Gagasan Menteri Pendidikan dan Kebudayaan (Mendikbud), Muhadjir Effendy, tentang sekolah seharian perlu dilihat sebagai bagian dari strategi pengembangan pendidikan karakter utuh dan menyeluruh. Terlepas dari pro-kontra istilah yang digunakan, Mendikbud telah berhasil mengajak publik untuk berpikir, berbicara, dan berpendapat. Ini dinamika pendidikan yang sehat.
Anies Baswedan, Mendikbud sebelumnya, telah memulai strategi pembentukan karakter ini dengan usaha-usaha sederhana namun memiliki dampak jangka panjang yang baik, seperti wajib membaca 15 menit buku-buku non-pelajaran sebelum kelas dimulai, menyanyikan lagu-lagu nasional pada awal dan akhir pelajaran, serta tegas mengatur kegiatan Masa Pengenalan Lingkungan Sekolah (MPLS) dengan format yang lebih positif dan edukatif, melarang dan menghindari kegiatan yang mempergunakan atribut aneh-aneh, dan bahkan cenderung melecehkan martabat individu, baik secara fisik maupun psikologis.

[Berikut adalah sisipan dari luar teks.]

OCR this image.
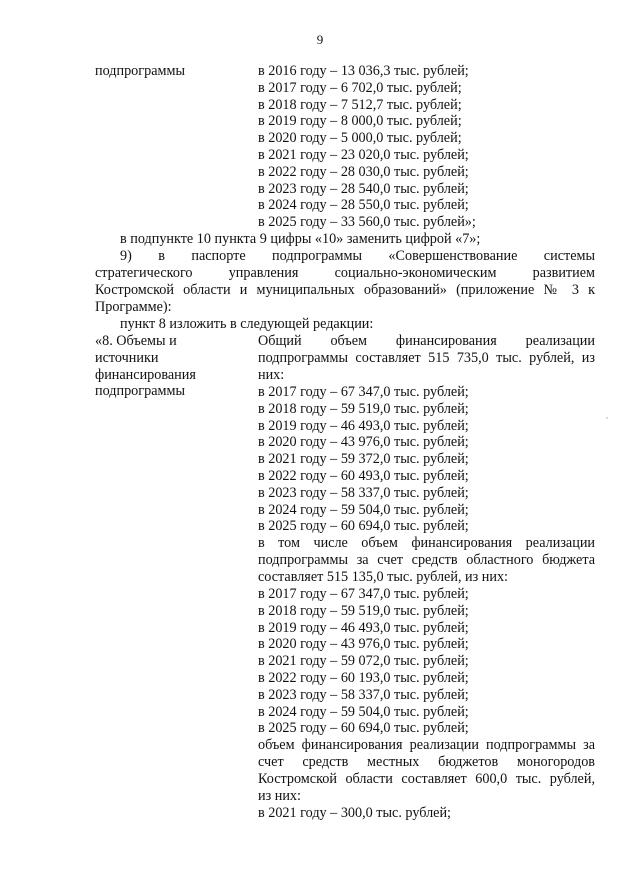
9
подпрограммы	в 2016 году – 13 036,3 тыс. рублей;
в 2017 году – 6 702,0 тыс. рублей;
в 2018 году – 7 512,7 тыс. рублей;
в 2019 году – 8 000,0 тыс. рублей;
в 2020 году – 5 000,0 тыс. рублей;
в 2021 году – 23 020,0 тыс. рублей;
в 2022 году – 28 030,0 тыс. рублей;
в 2023 году – 28 540,0 тыс. рублей;
в 2024 году – 28 550,0 тыс. рублей;
в 2025 году – 33 560,0 тыс. рублей»;
в подпункте 10 пункта 9 цифры «10» заменить цифрой «7»;
9)   в   паспорте   подпрограммы   «Совершенствование   системы
стратегического    управления    социально-экономическим    развитием
Костромской области и муниципальных образований» (приложение № 3 к
Программе):
пункт 8 изложить в следующей редакции:
«8. Объемы и
источники
финансирования
подпрограммы
Общий     объем     финансирования     реализации
подпрограммы составляет 515 735,0 тыс. рублей, из
них:
в 2017 году – 67 347,0 тыс. рублей;
в 2018 году – 59 519,0 тыс. рублей;
в 2019 году – 46 493,0 тыс. рублей;
в 2020 году – 43 976,0 тыс. рублей;
в 2021 году – 59 372,0 тыс. рублей;
в 2022 году – 60 493,0 тыс. рублей;
в 2023 году – 58 337,0 тыс. рублей;
в 2024 году – 59 504,0 тыс. рублей;
в 2025 году – 60 694,0 тыс. рублей;
в  том  числе  объем  финансирования  реализации
подпрограммы за счет средств областного бюджета
составляет 515 135,0 тыс. рублей, из них:
в 2017 году – 67 347,0 тыс. рублей;
в 2018 году – 59 519,0 тыс. рублей;
в 2019 году – 46 493,0 тыс. рублей;
в 2020 году – 43 976,0 тыс. рублей;
в 2021 году – 59 072,0 тыс. рублей;
в 2022 году – 60 193,0 тыс. рублей;
в 2023 году – 58 337,0 тыс. рублей;
в 2024 году – 59 504,0 тыс. рублей;
в 2025 году – 60 694,0 тыс. рублей;
объем финансирования реализации подпрограммы за
счет     средств     местных     бюджетов     моногородов
Костромской области составляет 600,0 тыс. рублей,
из них:
в 2021 году – 300,0 тыс. рублей;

Wacana belajar seharian yang disampaikan Mendikbud Muhadjir berawal dari keinginan untuk menerapkan janji Nawacita untuk melakukan revolusi karakter bangsa secara lebih efektif. Ini selaras dengan apa yang sudah dimulai Anies Baswedan. Hingar bingar komentar di media cetak, elektronik, sosial perlu dibaca sebagai ruang bagi pelibatan publik untuk memberikan masukan tentang strategi pendidikan karakter efektif di lingkungan pendidikan, apakah itu melalui pendidikan dengan model belajar sepanjang hari sampai sore, atau dengan cara dan pendekatan lain.
Memiliki perspektif, pendekatan dan strategi yang kaya tentang penerapan pendidikan karakter di lingkungan pendidikan kiranya sangat dibutuhkan dalam mengelola pendidikan nasional. Sekolah kita memiliki konteks geografis, sosial, budaya dan latar belakang ekonomi orang tua siswa yang berbeda. Karena itu, mendesain dan menyediakan berbagai alternatif pengembangan pendidikan karakter merupakan sebuah keniscayaan. Kebijakan pendidikan yang sifatnya satu untuk semua jelas tidak realistis.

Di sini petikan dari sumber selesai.